‘Our legal responsibility … to intervene on behalf of the child’: Public Responsibilities in relation to Children’s Medical Treatment
Cases concerning children’s medical treatment are largely understood as judicial resolution of disagreements between a child’s parents and clinicians over the child’s best interests. When these cases occur, they tend to be high profile and attract much academic attention. However, in many cases law, including some of the leading cases such as Re B (1981), Re J (1990) and Re W (1992), were not disputes but occasions when the court was asked not only to determine the child’s best interests but also to clarify the applicable law and the roles of the local authority, Trust, court and child’s parents. To ensure that the interests of vulnerable children are protected it is crucial that decisions are made in the public forum of the court and that the interests, or welfare, of the child are the paramount consideration. This places cases concerning children’s medical treatment within the context of public obligations, as recognised in the quote above from David Plank, the Director of Social Services responsible for bringing the case of Baby Alexandra before the courts, and requires a re-conceptualisation of the private nature of decisions concerning children’s medical treatment.

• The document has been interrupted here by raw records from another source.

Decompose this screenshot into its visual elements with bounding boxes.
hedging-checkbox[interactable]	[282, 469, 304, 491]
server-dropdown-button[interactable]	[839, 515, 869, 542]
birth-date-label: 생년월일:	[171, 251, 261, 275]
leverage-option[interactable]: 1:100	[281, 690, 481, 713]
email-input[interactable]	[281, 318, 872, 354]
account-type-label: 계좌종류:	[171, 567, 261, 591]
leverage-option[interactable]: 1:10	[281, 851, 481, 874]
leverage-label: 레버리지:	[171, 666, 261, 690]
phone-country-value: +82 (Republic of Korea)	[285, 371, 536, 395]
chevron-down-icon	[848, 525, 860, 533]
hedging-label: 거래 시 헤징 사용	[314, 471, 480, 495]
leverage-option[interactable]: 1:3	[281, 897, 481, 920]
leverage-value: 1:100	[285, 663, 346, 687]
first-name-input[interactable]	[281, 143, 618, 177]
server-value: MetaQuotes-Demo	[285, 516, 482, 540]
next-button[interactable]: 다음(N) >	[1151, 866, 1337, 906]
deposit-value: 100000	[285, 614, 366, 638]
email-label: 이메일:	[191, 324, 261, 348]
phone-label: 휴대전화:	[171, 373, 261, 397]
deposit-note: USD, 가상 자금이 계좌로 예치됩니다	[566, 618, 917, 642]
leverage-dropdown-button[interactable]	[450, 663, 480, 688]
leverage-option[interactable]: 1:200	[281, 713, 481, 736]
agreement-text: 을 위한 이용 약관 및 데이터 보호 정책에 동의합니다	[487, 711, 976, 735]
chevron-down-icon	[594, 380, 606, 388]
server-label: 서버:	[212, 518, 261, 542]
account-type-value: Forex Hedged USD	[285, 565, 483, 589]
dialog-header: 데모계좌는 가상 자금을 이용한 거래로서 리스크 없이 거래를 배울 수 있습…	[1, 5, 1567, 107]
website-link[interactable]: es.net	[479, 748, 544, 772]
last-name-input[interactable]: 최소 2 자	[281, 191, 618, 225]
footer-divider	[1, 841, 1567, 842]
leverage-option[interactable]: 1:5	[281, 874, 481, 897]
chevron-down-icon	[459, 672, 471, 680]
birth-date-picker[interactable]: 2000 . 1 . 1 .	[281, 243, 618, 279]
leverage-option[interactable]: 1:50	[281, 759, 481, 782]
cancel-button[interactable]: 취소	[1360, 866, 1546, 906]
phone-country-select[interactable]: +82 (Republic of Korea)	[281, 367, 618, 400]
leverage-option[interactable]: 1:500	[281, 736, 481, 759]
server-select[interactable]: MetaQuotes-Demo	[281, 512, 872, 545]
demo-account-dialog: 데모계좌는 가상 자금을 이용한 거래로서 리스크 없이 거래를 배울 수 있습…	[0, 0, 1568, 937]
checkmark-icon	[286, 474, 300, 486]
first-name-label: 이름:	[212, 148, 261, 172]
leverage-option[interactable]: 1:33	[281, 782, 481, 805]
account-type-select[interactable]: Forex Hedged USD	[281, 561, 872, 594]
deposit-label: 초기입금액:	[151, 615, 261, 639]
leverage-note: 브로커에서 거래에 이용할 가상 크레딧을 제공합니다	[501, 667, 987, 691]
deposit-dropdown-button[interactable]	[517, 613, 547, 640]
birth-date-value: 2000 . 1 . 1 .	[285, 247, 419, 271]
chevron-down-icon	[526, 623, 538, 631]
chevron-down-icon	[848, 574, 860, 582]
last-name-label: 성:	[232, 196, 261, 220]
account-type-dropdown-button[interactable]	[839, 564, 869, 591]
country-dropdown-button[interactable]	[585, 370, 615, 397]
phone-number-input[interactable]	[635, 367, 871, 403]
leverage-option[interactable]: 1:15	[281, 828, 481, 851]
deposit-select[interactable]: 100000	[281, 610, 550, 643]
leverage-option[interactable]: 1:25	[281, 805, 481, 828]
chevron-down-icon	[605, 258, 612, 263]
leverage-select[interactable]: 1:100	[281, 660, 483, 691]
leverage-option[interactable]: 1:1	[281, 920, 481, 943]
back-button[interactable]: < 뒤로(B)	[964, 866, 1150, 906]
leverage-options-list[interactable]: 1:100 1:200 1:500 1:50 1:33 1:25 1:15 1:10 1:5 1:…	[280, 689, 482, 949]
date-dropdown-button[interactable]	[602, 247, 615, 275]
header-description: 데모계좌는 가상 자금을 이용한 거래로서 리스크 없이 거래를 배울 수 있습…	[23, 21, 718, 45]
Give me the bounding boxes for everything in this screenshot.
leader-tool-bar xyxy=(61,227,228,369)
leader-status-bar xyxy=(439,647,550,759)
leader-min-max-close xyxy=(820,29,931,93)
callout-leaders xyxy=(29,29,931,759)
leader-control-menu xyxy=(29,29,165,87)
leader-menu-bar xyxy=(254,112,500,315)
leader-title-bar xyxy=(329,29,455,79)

Jo Bridgeman is Professor of Healthcare Law and Feminist Ethics at the University of Sussex. Jo’s research adopts a critical feminist perspective informed by and developing the feminist ethics of care in consideration of parental, professional and state responsibilities to children. Jo has published widely on the medical treatment of children, including: the care of children with complex needs; parental responsibility for children undergoing treatment for cancer; withholding/withdrawal of life-sustaining treatment from a child; issues arising from the Bristol Royal Infirmary Inquiry.